The illustrated stories in Tales from Outer Suburbia are at once engaging and poignant. In “The Water Buffalo,” many years ago a neighborhood water buffalo gave advice to those who asked: “Then he would come up to us slowly, raise his left hoof, and literally point us in the right direction. But he never said what he was pointing at, or how far we had to go, or what we were supposed to do once we got there” (6). I can imagine a fifth-grader in my Intermediate School listening for the first time to my booming voice describing how to navigate the library and seeing that water buffalo pointing towards media literacy without adequate preparation. In “No Other Country,” Mr. Tan demonstrates how a “staycation” can be more fun than a traditional vacation. Tenants in a seemingly bleary neighborhood discover a mysterious door in their homes that leads to a pacific, pastoral paradise they name “the inner courtyard:" “It was actually more like an old palace garden . . . There were ancient walls decorated with frescoes; the more they looked at them, the more the family recognized aspects of their own lives within these strange, faded allegories” (60). The haunting “Stick Figures” chronicles the exploits of suburbia’s many stick figure people, endangered by bullies who can sometimes beat them for hours: “But eventually it stops being amusing. It becomes boring, somehow enraging, the way they just stand there and take it. What are they? Why are they here? What do they want?” (67). Stick people are resilient, however, and the reader is left with the impression that, like cockroaches, stick people were here before us and will still be here even when we are gone. One of the most striking single pictures is at the conclusion of “Alert, but Not Alarmed,” a cleverly conceived anti-war snapshot in which “every household has its own intercontinental ballistic missile” (76), but Mr. Tan’s art is at once eclectic, unforgettable, and strikingly original.

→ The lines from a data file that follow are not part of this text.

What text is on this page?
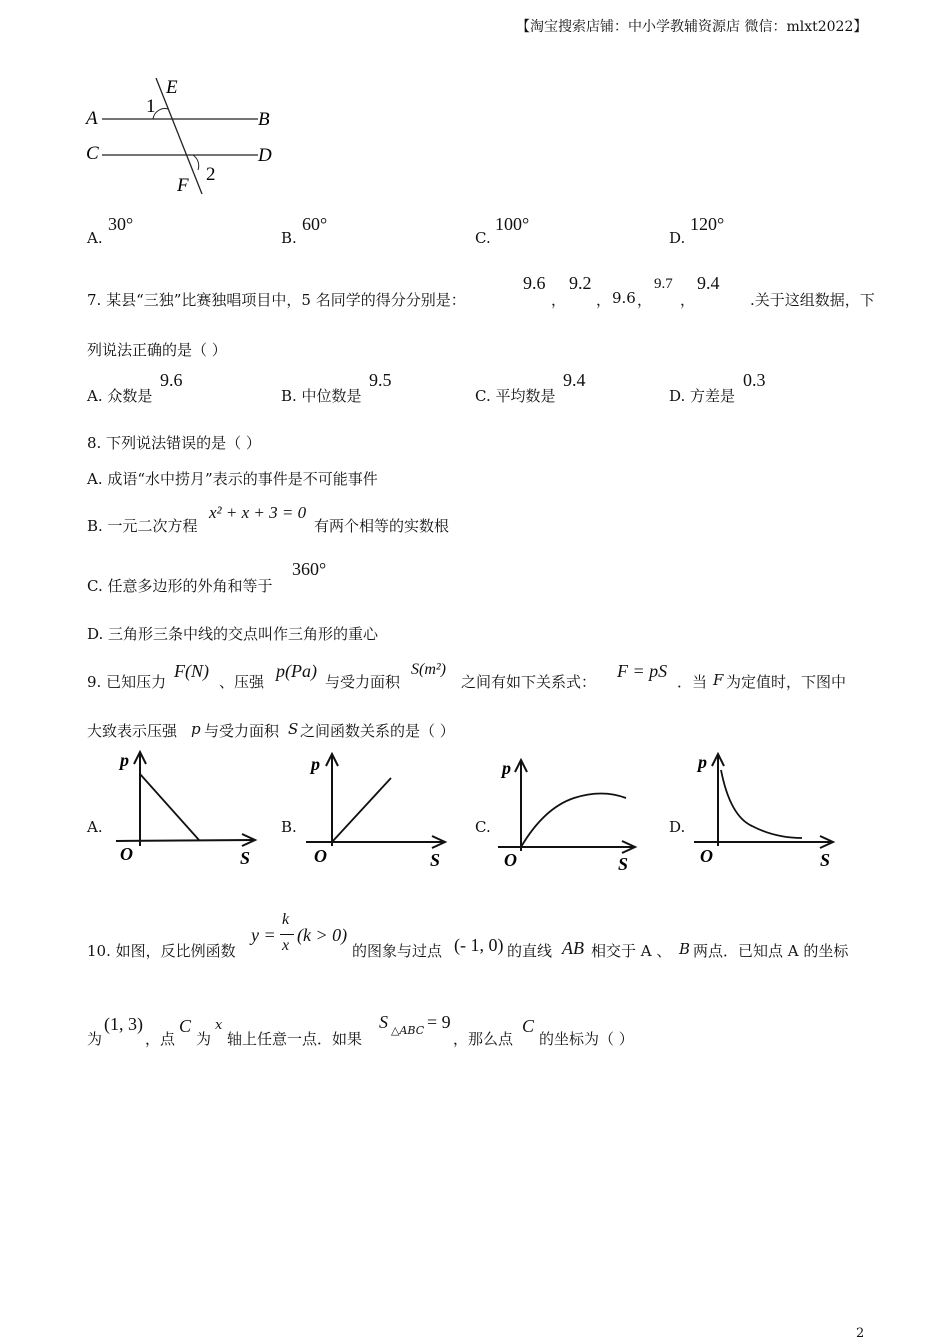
【淘宝搜索店铺：中小学教辅资源店 微信：mlxt2022】
A	B
C	D
E
F
1
2
A.
30°
B.
60°
C.
100°
D.
120°
7. 某县“三独”比赛独唱项目中，5 名同学的得分分别是：
9.6
，
9.2
， 9.6 ，
9.7
，
9.4
.关于这组数据，下
列说法正确的是（ ）
A. 众数是
9.6
B. 中位数是
9.5
C. 平均数是
9.4
D. 方差是
0.3
8. 下列说法错误的是（ ）
A. 成语“水中捞月”表示的事件是不可能事件
B. 一元二次方程
x² + x + 3 = 0
有两个相等的实数根
C. 任意多边形的外角和等于
360°
D. 三角形三条中线的交点叫作三角形的重心
9. 已知压力
F(N)
、压强
p(Pa)
与受力面积
S(m²)
之间有如下关系式：
F = pS
．当 F 为定值时，下图中
大致表示压强 p 与受力面积 S 之间函数关系的是（ ）
A.
p
O	S
B.
p
O	S
C.
p
O	S
D.
p
O	S
10. 如图，反比例函数
y =
k
x
(k > 0)
的图象与过点 (- 1, 0) 的直线 AB 相交于 A 、 B 两点．已知点 A 的坐标
为
(1, 3)
，点
C
为
x
轴上任意一点．如果
S △ABC = 9
，那么点
C
的坐标为（ ）
2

On a primal level, Tales from Outer Suburbia by Shaun Tan is an emotionally stirring book. While reading, I found myself alternately laughing and crying without quite knowing why. I heartily recommend Tales as a must for every middler and high school library. However, the best endorsement I can offer came from one of my 6th grade twin sons; after reading aloud “The Water Buffalo,” I asked what he thought of it. “Yeah, hmmm, thought provoking,” he said, with a faraway gleam in his eye, as I could almost hear his brain’s gears whirring and clicking.